私は事情を話して助けを求めてほしかったんですよ!
助けを求めてくれなかったら私はお節介すら出来ませんよ」
「はは……」
ユキくんから冷笑するような笑いが聞こえました。
「君はもう本当……もう本当に優しいね。こんな僕なんかのためにそこまで。
僕は君のことを利用する事しか考えていなかったのにね……」
どうやら彼が冷笑したのは自分の事のようです。
「だーかーら! さっきから言ってます。私に助けを求めてくださいよ。
私もあなたと一緒に戦わせてください。苦しくて、何か言いにくい事があったんじゃないんですか?」
「君には……そうだね、約束する。近いうちにそれは……うん……君に救いを求めるよ」
「本当ですね!」
「ああ。でも僕が邪魔見たいだから、僕はこれで」
「あっ……」
私はついついユキくんに口答えしちゃったために、彼がどこかへいってしまい、世間話の機会を逸してしまいました。

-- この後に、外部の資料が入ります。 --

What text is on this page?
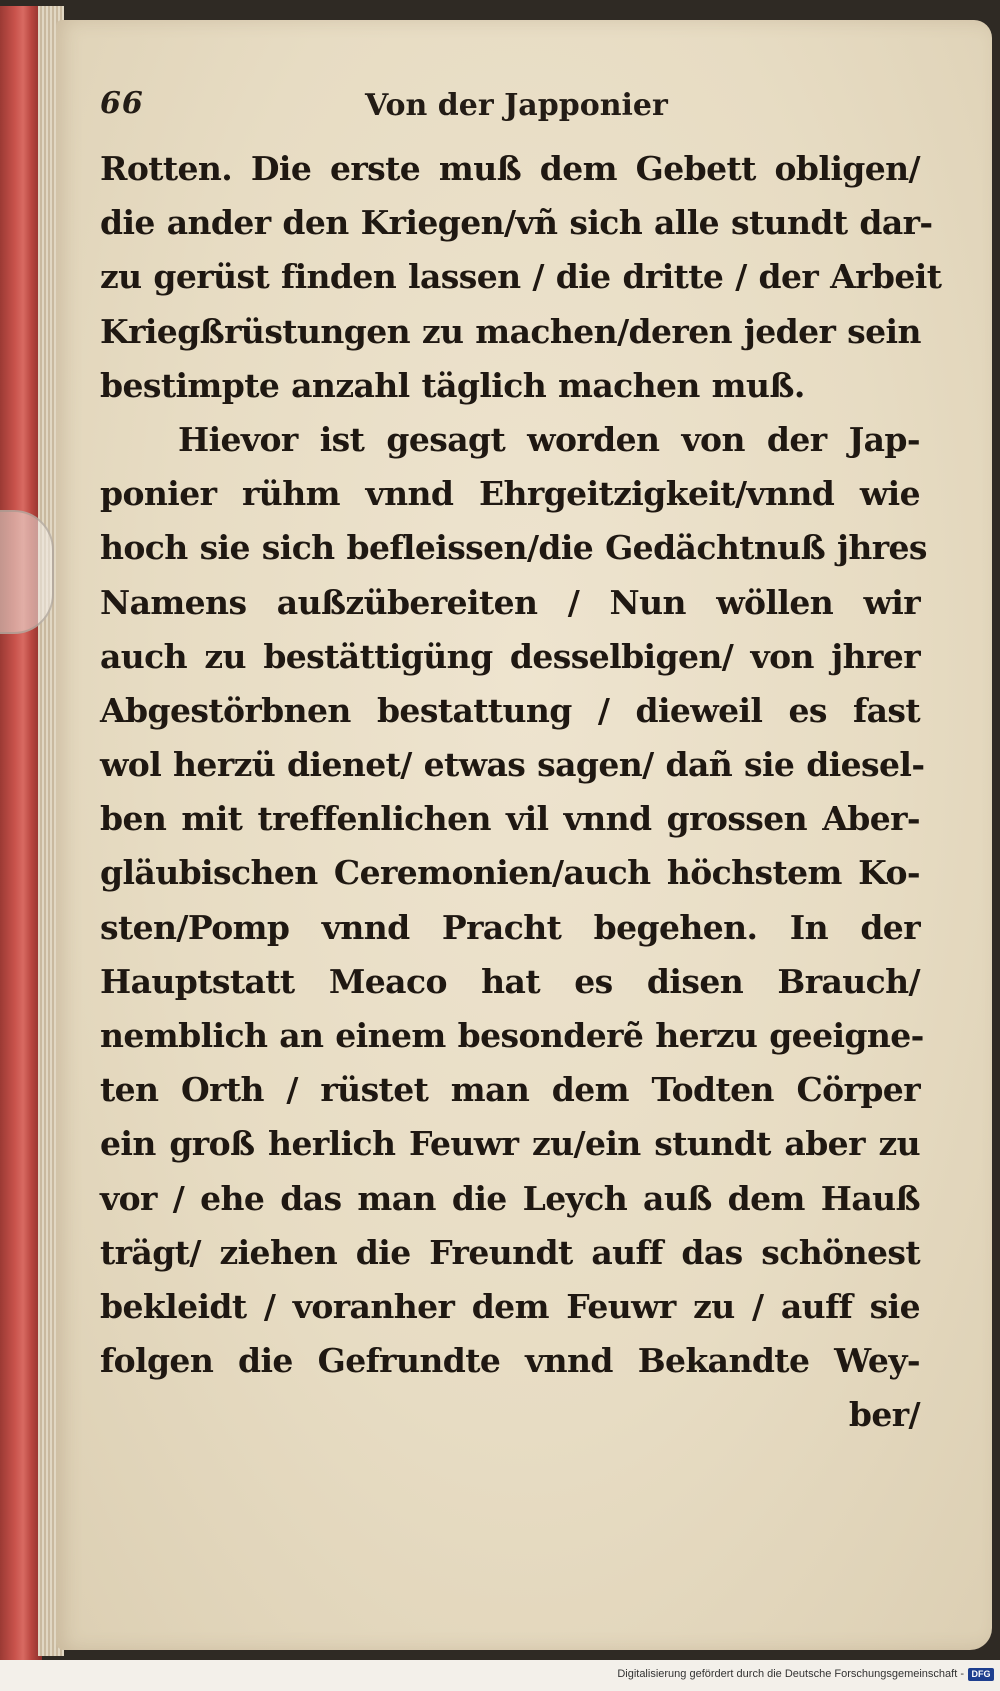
66	Von der Japponier
Rotten. Die erste muß dem Gebett obligen/
die ander den Kriegen/vñ sich alle stundt dar-
zu gerüst finden lassen / die dritte / der Arbeit
Kriegßrüstungen zu machen/deren jeder sein
bestimpte anzahl täglich machen muß.
Hievor ist gesagt worden von der Jap-
ponier rühm vnnd Ehrgeitzigkeit/vnnd wie
hoch sie sich befleissen/die Gedächtnuß jhres
Namens außzübereiten / Nun wöllen wir
auch zu bestättigüng desselbigen/ von jhrer
Abgestörbnen bestattung / dieweil es fast
wol herzü dienet/ etwas sagen/ dañ sie diesel-
ben mit treffenlichen vil vnnd grossen Aber-
gläubischen Ceremonien/auch höchstem Ko-
sten/Pomp vnnd Pracht begehen. In der
Hauptstatt Meaco hat es disen Brauch/
nemblich an einem besonderẽ herzu geeigne-
ten Orth / rüstet man dem Todten Cörper
ein groß herlich Feuwr zu/ein stundt aber zu
vor / ehe das man die Leych auß dem Hauß
trägt/ ziehen die Freundt auff das schönest
bekleidt / voranher dem Feuwr zu / auff sie
folgen die Gefrundte vnnd Bekandte Wey-
ber/
Digitalisierung gefördert durch die Deutsche Forschungsgemeinschaft - DFG
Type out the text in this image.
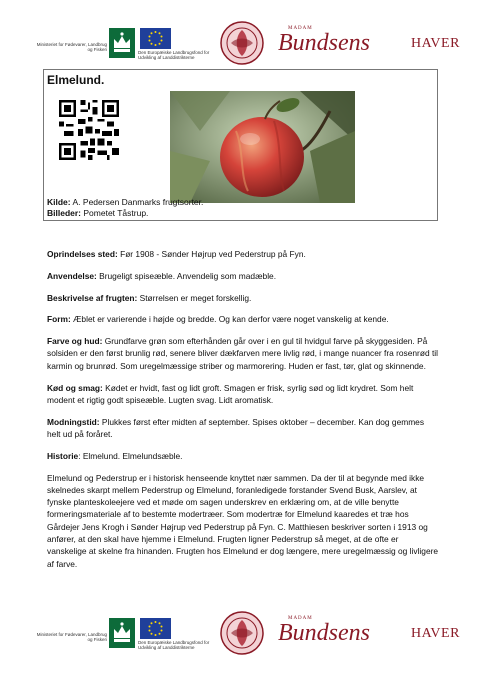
Ministeriet for Fødevarer, Landbrug og Fiskeri
Den Europæiske Landbrugsfond for Udvikling af Landdistrikterne
MADAM
Bundsens	HAVER
Elmelund.
Kilde: A. Pedersen Danmarks frugtsorter.
Billeder: Pometet Tåstrup.

Oprindelses sted: Før 1908 - Sønder Højrup ved Pederstrup på Fyn.

Anvendelse: Brugeligt spiseæble. Anvendelig som madæble.

Beskrivelse af frugten: Størrelsen er meget forskellig.

Form: Æblet er varierende i højde og bredde. Og kan derfor være noget vanskelig at kende.

Farve og hud: Grundfarve grøn som efterhånden går over i en gul til hvidgul farve på skyggesiden. På solsiden er den først brunlig rød, senere bliver dækfarven mere livlig rød, i mange nuancer fra rosenrød til karmin og brunrød. Som uregelmæssige striber og marmorering. Huden er fast, tør, glat og skinnende.

Kød og smag: Kødet er hvidt, fast og lidt groft. Smagen er frisk, syrlig sød og lidt krydret. Som helt modent et rigtig godt spiseæble. Lugten svag. Lidt aromatisk.

Modningstid: Plukkes først efter midten af september. Spises oktober – december. Kan dog gemmes helt ud på foråret.

Historie: Elmelund. Elmelundsæble.

Elmelund og Pederstrup er i historisk henseende knyttet nær sammen. Da der til at begynde med ikke skelnedes skarpt mellem Pederstrup og Elmelund, foranledigede forstander Svend Busk, Aarslev, at fynske planteskoleejere ved et møde om sagen underskrev en erklæring om, at de ville benytte formeringsmateriale af to bestemte modertræer. Som modertræ for Elmelund kaaredes et træ hos Gårdejer Jens Krogh i Sønder Højrup ved Pederstrup på Fyn. C. Matthiesen beskriver sorten i 1913 og anfører, at den skal have hjemme i Elmelund. Frugten ligner Pederstrup så meget, at de ofte er vanskelige at skelne fra hinanden. Frugten hos Elmelund er dog længere, mere uregelmæssig og livligere af farve.

Ministeriet for Fødevarer, Landbrug og Fiskeri
Den Europæiske Landbrugsfond for Udvikling af Landdistrikterne
MADAM
Bundsens	HAVER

言うまでもない事ですが、私が本当にしたかったことは彼の言う通り彼との世間話です。
でもそれを言い出した彼自身が私を利用する事しか考えていない。
それでは不平等で、非対称です。それは私にとっては我慢ならないことでした。
彼が去った後、スタッフさんに聞くと二人分の支払いは済ませてありました。
やはり誘った側が払うっていうルールは徹底しているみたいです。
私は諦めました。そう、また会おうと思えば会えるんですから。
彼の方から会いに来るとも約束しています。私は潔く諦め、家に帰りました。